A high-resolution melt curve toolkit to identify lineage-defining SARS-CoV-2 mutations
Fraser AJ., Greenland-Bews C., Kelly D., Williams CT., Bengey D., Buist K., Clerkin K., Finch LS., Gould S., Kontogianni K., Savage HR., Thompson CR., Wardale J., Watkins RL., Wooding D., Allen AJ., Body R., Braybrook J., Buckle P., Clark E., Dark P., Davis K., Gordon A., Hayward G., Halstead A., Harden C., Inkson C., Jones N., Jones W., Lasserson D., Lee J., Lendrem C., Lewington A., Logan M., Micocci M., Nicholson B., Perera-Salazar R., Prestwich G., Price A., Reynard C., Riley B., Simpson AJ., Tate V., Turner P., Wilcox M., Zhifang M., Adams ER., Atienzar AC., Edwards T., Allen DJ.

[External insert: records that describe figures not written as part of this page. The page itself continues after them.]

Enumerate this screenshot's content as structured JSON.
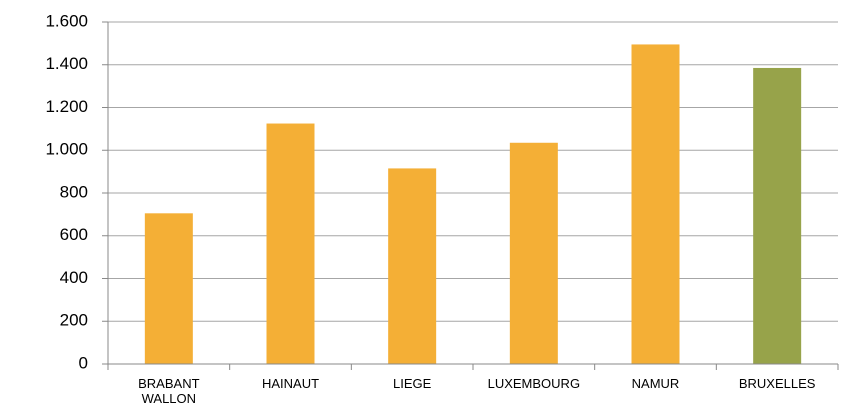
{
  "chart_data": {
    "type": "bar",
    "categories": [
      "BRABANT WALLON",
      "HAINAUT",
      "LIEGE",
      "LUXEMBOURG",
      "NAMUR",
      "BRUXELLES"
    ],
    "values": [
      705,
      1125,
      915,
      1035,
      1495,
      1385
    ],
    "colors": [
      "#f4af36",
      "#f4af36",
      "#f4af36",
      "#f4af36",
      "#f4af36",
      "#97a34a"
    ],
    "ylim": [
      0,
      1600
    ],
    "yticks": [
      0,
      200,
      400,
      600,
      800,
      {
        "value": 1000,
        "label": "1.000"
      },
      {
        "value": 1200,
        "label": "1.200"
      },
      {
        "value": 1400,
        "label": "1.400"
      },
      {
        "value": 1600,
        "label": "1.600"
      }
    ],
    "grid": true
  }
}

The emergence of severe acute respiratory syndrome 2 (SARS-CoV-2) variants of concern (VOCs), with mutations linked to increased transmissibility, vaccine escape and virulence, has necessitated the widespread genomic surveillance of SARS-CoV-2. This has placed a strain on global sequencing capacity, especially in areas lacking the resources for large scale sequencing activities. Here we have developed three separate multiplex high-resolution melting assays to enable the identification of Alpha, Beta, Delta and Omicron VOCs. The assays were evaluated against whole genome sequencing on upper-respiratory swab samples collected during the Alpha, Delta and Omicron [BA.1] waves of the UK pandemic. The sensitivities of the eight individual primer sets were all 100%, and specificity ranged from 94.6 to 100%. The multiplex HRM assays have potential as a tool for high throughput surveillance of SARS-CoV-2 VOCs, particularly in areas with limited genomics facilities.